I’d been a fan of his work as long as I could remember. I started being interested in comedy around age 11, when I’d listen to comedy albums from the library and soak up all the Evening at the Improv, SCTV, Kids I the Hall, and SNL I could. When I flipped channels, I’d stop every time I saw someone with a bad haircut and a worse suit before a brick wall. I’d stay up late on Friday to watch Leno or Letterman (when Johnny Carson was on the air I was too young to care or stay up that late). I got deep into The Simpsons and Conan, and went through a protracted “Monty Python” phase, which many label as “being a dude”.
Through it all was the work of Robin Williams.
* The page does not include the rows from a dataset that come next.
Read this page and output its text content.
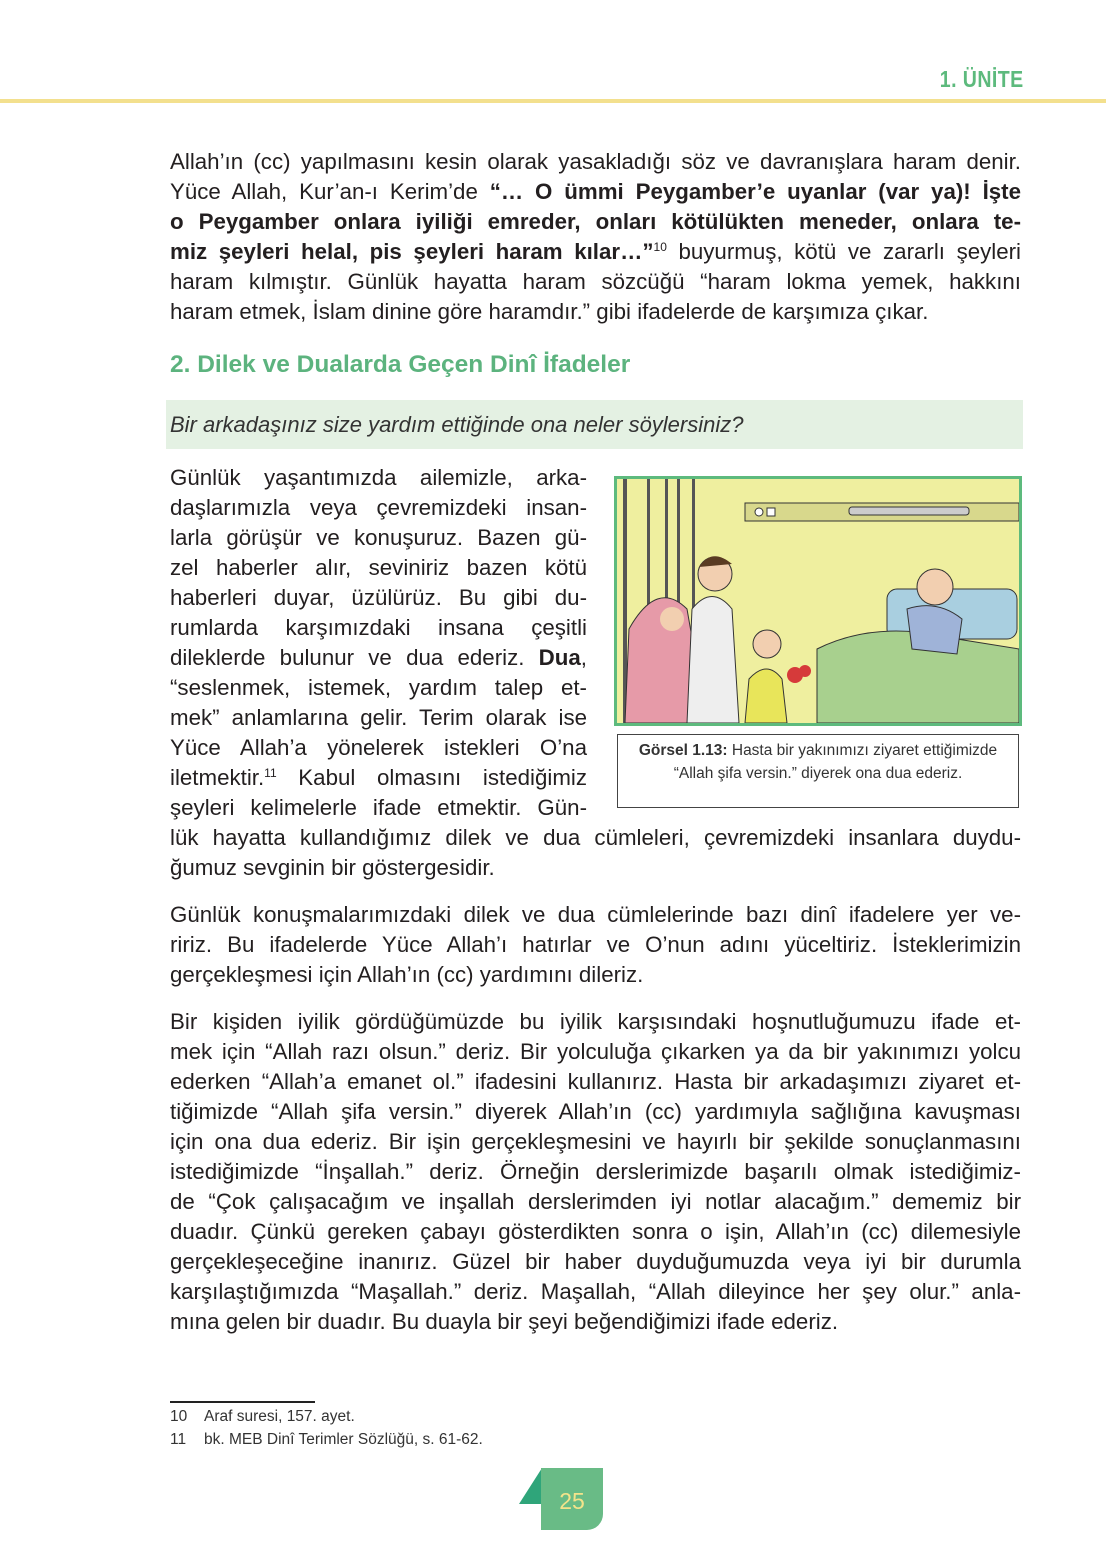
1. ÜNİTE
Allah’ın (cc) yapılmasını kesin olarak yasakladığı söz ve davranışlara haram denir.
Yüce Allah, Kur’an-ı Kerim’de “… O ümmi Peygamber’e uyanlar (var ya)! İşte
o Peygamber onlara iyiliği emreder, onları kötülükten meneder, onlara te-
miz şeyleri helal, pis şeyleri haram kılar…”$^{10}$ buyurmuş, kötü ve zararlı şeyleri
haram kılmıştır. Günlük hayatta haram sözcüğü “haram lokma yemek, hakkını
haram etmek, İslam dinine göre haramdır.” gibi ifadelerde de karşımıza çıkar.
2. Dilek ve Dualarda Geçen Dinî İfadeler
Bir arkadaşınız size yardım ettiğinde ona neler söylersiniz?
Günlük yaşantımızda ailemizle, arka-
daşlarımızla veya çevremizdeki insan-
larla görüşür ve konuşuruz. Bazen gü-
zel haberler alır, seviniriz bazen kötü
haberleri duyar, üzülürüz. Bu gibi du-
rumlarda karşımızdaki insana çeşitli
dileklerde bulunur ve dua ederiz. Dua,
“seslenmek, istemek, yardım talep et-
mek” anlamlarına gelir. Terim olarak ise
Yüce Allah’a yönelerek istekleri O’na
iletmektir.$^{11}$ Kabul olmasını istediğimiz
şeyleri kelimelerle ifade etmektir. Gün-
lük hayatta kullandığımız dilek ve dua cümleleri, çevremizdeki insanlara duydu-
ğumuz sevginin bir göstergesidir.
Görsel 1.13: Hasta bir yakınımızı ziyaret ettiğimizde “Allah şifa versin.” diyerek ona dua ederiz.
Günlük konuşmalarımızdaki dilek ve dua cümlelerinde bazı dinî ifadelere yer ve-
ririz. Bu ifadelerde Yüce Allah’ı hatırlar ve O’nun adını yüceltiriz. İsteklerimizin
gerçekleşmesi için Allah’ın (cc) yardımını dileriz.
Bir kişiden iyilik gördüğümüzde bu iyilik karşısındaki hoşnutluğumuzu ifade et-
mek için “Allah razı olsun.” deriz. Bir yolculuğa çıkarken ya da bir yakınımızı yolcu
ederken “Allah’a emanet ol.” ifadesini kullanırız. Hasta bir arkadaşımızı ziyaret et-
tiğimizde “Allah şifa versin.” diyerek Allah’ın (cc) yardımıyla sağlığına kavuşması
için ona dua ederiz. Bir işin gerçekleşmesini ve hayırlı bir şekilde sonuçlanmasını
istediğimizde “İnşallah.” deriz. Örneğin derslerimizde başarılı olmak istediğimiz-
de “Çok çalışacağım ve inşallah derslerimden iyi notlar alacağım.” dememiz bir
duadır. Çünkü gereken çabayı gösterdikten sonra o işin, Allah’ın (cc) dilemesiyle
gerçekleşeceğine inanırız. Güzel bir haber duyduğumuzda veya iyi bir durumla
karşılaştığımızda “Maşallah.” deriz. Maşallah, “Allah dileyince her şey olur.” anla-
mına gelen bir duadır. Bu duayla bir şeyi beğendiğimizi ifade ederiz.
10 Araf suresi, 157. ayet.
11 bk. MEB Dinî Terimler Sözlüğü, s. 61-62.
25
Only recently I’ve been able to listen to his albums and watch his movies again. I had the pleasure of watching “Hook” with my kids, their first time seeing it. If I were to recommend any one piece of his work which summed up his essence, talent, and humanity, it would be his appearance on “Inside The Actor’s Studio”.
Damn, he was funny. It seems could not be human if he wasn’t being funny. Also, James Beard’s makeup stopping abruptly at his chinstrap beard is kinda funny, yoo.
It feels funny to celebrate the life of someone who didn’t/couldn’t be alive. I’m not using “funny” so much because I am running out of words. It’s intentional; where I felt only a great deal of pain, I can now find a little ironic nugget of humor, which comes from a place of hope. It’s my slow-growing resilience showing up and flexing a little. I am stronger than I was a year ago, and in an odd way, have Robin Williams to thank for that.
Please get help if you are feeling signs of depression and having thoughts of hurting yourself or others. Do not take your light out of my or anyone else’s life.
RIP, Robin. And again, thank you for everything.